La cité des dauphins, histoires policières de science-fiction et chroniques légères

Les oiseaux (vs la décérébrée)

Vvvvvvvvvvlaf ! Spatch !

Encore une belle journée qui s'annonce ! Le ciel est bleu, les arbres verts aux ramures chargées de plumes et, comme chaque matin depuis trois semaines, je viens d'échapper à... un attentat.

Comprenez-moi bien ! Il s'agit d'une de ces centaines attaques quotidiennes perpétrées par les plus grands criminels urbains connus à ce jour, mais qui demeurent encore impunis : les pigeons !

Sans vouloir verser dans le Hitchcockien, et même sans avoir regardé le film dans son intégralité, il y a de grandes peurs liées à certains oiseaux ; généralemetn des oiseaux de proie, au nez recourbé et crochu, que l'on s'imagine se délectant de votre chair palpitante.

La réalité est bien plus sournoise que la fiction et porte le nom méconnu de colombophobie. Là, je vous vois rire ! "Ha ! Ha ! Quel nom crétin ! Ca fait penser à l'inspecteur !"
Eh ! oui, en plus d'être peu reconnue, cette affection est aussi peu avouée en raison de ce nom (il faut bien le dire) complètement ridicule. Sans doute faudra-t-il attendre que le fin limier d'une célèbre ville d'outre-Atlantique tombe dans l'oubli pour que s'élèvent les voix des victimes...

Le fait est que le pigeon commun des villes, très répandu, impossible à chasser des grandes cités où nous vivons (tant il est obstiné !) se fait nourrir à l'oeil, est immangeable (un colombophobe a essayé, mal lui en a pris : hôpital et amende ! véridique !) et commet tous les jours des attentats sur cheveux, voitures, monuments historiques, trottoirs venant d'être lavés, ou encore sur le joli bac-à-fleurs devant votre fenêtre que vous adorez et qui est tout propre.

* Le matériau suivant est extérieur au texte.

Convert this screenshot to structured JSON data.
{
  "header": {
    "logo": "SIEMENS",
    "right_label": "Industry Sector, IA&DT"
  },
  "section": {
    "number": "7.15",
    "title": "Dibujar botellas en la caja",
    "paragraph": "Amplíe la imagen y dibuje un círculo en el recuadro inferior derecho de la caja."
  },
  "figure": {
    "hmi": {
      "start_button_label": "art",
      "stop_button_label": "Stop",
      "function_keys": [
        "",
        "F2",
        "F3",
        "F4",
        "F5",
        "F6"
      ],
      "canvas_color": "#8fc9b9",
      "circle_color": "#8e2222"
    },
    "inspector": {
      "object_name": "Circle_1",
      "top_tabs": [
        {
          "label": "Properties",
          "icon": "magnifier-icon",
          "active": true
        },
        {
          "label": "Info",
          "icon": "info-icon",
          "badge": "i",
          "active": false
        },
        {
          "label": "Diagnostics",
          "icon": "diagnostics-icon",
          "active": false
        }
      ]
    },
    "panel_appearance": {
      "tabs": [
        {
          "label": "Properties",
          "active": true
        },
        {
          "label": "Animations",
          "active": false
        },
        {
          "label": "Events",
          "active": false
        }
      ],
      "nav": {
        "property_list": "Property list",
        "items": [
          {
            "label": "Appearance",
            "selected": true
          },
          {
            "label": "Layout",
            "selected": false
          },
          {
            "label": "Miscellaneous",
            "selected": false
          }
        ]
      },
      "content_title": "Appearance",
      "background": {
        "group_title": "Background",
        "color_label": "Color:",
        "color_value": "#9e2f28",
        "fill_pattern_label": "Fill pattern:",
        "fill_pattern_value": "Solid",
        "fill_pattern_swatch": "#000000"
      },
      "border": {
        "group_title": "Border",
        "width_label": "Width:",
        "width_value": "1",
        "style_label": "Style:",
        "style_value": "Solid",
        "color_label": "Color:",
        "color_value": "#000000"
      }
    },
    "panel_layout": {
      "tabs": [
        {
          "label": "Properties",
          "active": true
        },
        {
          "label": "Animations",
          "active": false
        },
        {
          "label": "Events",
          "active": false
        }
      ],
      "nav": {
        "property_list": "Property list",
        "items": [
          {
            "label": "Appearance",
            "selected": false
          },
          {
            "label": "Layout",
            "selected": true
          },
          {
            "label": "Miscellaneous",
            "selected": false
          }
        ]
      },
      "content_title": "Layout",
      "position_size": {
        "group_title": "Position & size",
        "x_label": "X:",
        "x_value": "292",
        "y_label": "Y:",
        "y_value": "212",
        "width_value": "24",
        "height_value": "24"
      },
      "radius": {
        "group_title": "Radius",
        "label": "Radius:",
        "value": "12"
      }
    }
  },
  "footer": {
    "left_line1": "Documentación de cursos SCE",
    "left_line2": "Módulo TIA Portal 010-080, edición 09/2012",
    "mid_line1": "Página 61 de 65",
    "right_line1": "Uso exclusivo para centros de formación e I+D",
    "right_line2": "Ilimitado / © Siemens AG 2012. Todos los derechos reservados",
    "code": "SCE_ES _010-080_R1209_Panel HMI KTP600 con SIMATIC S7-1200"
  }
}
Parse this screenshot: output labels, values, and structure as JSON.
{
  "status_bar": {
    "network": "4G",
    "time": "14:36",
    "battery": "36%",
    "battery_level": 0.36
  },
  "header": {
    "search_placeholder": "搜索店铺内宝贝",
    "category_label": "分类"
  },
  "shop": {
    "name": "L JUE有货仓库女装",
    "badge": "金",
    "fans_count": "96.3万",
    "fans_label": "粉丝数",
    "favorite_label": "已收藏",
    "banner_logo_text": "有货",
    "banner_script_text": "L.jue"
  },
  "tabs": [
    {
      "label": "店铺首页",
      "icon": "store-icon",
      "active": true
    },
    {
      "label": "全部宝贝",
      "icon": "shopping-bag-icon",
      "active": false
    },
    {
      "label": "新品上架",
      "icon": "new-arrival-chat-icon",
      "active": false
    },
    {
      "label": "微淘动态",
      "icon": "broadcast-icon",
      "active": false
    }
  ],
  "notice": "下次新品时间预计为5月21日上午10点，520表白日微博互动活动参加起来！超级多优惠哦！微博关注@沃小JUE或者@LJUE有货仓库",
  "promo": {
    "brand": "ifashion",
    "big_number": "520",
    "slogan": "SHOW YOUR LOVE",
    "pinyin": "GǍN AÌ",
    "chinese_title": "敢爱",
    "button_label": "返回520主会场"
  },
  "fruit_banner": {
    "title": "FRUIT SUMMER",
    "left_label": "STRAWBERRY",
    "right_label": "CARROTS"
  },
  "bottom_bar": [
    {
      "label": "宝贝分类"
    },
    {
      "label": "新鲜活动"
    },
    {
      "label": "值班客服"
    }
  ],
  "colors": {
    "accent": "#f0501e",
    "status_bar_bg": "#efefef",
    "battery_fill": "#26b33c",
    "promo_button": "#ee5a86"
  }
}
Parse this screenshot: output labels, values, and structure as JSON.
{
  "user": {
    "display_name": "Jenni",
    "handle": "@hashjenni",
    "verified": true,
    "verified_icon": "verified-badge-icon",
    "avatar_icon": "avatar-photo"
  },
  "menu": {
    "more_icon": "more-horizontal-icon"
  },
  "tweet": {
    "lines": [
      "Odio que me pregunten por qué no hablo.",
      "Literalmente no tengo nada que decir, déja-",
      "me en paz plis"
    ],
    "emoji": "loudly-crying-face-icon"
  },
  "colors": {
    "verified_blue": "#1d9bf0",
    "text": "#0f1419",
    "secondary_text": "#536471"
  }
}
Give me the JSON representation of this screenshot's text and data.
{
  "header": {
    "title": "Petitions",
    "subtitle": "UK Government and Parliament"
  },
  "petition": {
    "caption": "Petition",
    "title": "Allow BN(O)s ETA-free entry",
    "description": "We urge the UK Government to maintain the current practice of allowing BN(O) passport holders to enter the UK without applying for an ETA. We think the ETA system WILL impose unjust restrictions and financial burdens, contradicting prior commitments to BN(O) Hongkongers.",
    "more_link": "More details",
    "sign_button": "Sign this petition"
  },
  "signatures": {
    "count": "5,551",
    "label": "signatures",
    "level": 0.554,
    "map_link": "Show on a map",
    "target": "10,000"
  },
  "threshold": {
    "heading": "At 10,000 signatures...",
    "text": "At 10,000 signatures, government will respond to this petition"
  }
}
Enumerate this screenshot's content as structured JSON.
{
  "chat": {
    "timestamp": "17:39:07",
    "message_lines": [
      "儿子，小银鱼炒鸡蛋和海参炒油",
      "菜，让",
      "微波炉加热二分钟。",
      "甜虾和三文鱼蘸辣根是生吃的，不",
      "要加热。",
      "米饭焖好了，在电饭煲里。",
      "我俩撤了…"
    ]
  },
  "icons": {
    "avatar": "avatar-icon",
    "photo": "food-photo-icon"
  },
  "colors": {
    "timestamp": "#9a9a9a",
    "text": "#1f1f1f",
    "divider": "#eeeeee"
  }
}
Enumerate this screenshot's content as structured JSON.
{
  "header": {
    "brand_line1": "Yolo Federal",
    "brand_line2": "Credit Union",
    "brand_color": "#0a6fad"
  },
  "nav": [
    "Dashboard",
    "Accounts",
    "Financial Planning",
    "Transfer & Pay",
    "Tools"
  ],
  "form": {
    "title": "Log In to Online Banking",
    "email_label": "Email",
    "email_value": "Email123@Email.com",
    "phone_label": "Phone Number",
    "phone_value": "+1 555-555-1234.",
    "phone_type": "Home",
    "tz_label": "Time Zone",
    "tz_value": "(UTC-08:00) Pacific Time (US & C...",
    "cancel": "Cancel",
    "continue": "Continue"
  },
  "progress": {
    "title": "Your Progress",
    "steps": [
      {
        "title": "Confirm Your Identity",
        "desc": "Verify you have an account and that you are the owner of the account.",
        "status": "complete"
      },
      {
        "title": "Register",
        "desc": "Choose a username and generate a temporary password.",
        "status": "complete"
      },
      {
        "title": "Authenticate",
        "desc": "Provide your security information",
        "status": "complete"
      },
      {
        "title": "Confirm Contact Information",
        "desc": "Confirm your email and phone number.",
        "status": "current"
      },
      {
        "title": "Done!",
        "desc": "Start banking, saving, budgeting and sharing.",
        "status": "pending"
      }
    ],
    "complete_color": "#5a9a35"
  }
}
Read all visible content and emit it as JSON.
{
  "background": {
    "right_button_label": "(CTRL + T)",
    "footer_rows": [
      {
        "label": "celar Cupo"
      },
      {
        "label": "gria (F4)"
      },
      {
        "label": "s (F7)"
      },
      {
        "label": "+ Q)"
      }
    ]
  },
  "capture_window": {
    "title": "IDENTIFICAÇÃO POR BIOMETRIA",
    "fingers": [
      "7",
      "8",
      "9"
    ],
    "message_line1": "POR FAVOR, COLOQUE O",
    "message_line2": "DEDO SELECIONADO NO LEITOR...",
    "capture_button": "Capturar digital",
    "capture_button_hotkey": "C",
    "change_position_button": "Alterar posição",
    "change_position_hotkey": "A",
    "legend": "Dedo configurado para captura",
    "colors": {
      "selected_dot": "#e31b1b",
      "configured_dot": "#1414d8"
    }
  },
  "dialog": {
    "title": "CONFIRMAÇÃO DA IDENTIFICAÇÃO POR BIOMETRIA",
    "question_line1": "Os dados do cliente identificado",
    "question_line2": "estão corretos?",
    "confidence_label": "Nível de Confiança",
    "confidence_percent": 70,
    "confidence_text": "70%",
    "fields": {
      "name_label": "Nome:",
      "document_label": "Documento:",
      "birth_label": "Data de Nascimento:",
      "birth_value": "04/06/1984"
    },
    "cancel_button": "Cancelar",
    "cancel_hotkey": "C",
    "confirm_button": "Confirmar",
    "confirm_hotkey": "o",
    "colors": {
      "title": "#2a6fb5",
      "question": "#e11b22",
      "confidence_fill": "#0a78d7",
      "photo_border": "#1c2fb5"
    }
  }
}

Ne vous y trompez pas ! Hitchcock a pris des corbeaux, c'était par peur du public : les véritables ennemis volants ne sont pas ces beaux oiseaux noirs qui ne mangent que des choses mortes (donc, pas vous) ou à la rigueur des insectes et des plantes.

Le véritable danger, c'est le pigeon ! Combien de fois n'avez-vous pas été frôlé par une de ces bestioles à l'oeil aussi vivant qu'une brique ? sursauté en manquant de marcher sur un de ces volatiles ? Combien de fois avez-vous échappé de justesse aux chutes du Guano ? ou cru qu'un d'entre eux allait vous percuter en volant ?

Cette espèce d'idiots volants sait très bien qu'elle règne en maître et répand la terreur sur nos villes... 
Et, comme dans toute cette histoire, les mairies sont impuissantes à chasser ces parasites aggressifs et les médecins impuissants à calmer vos craintes, le vrai pigeon, c'est nous !

 

Carpement vôtre !

La décérébrée, qui vient encore de slalommer sous les bataillons de guano. Et en est ressortie intacte (ouf).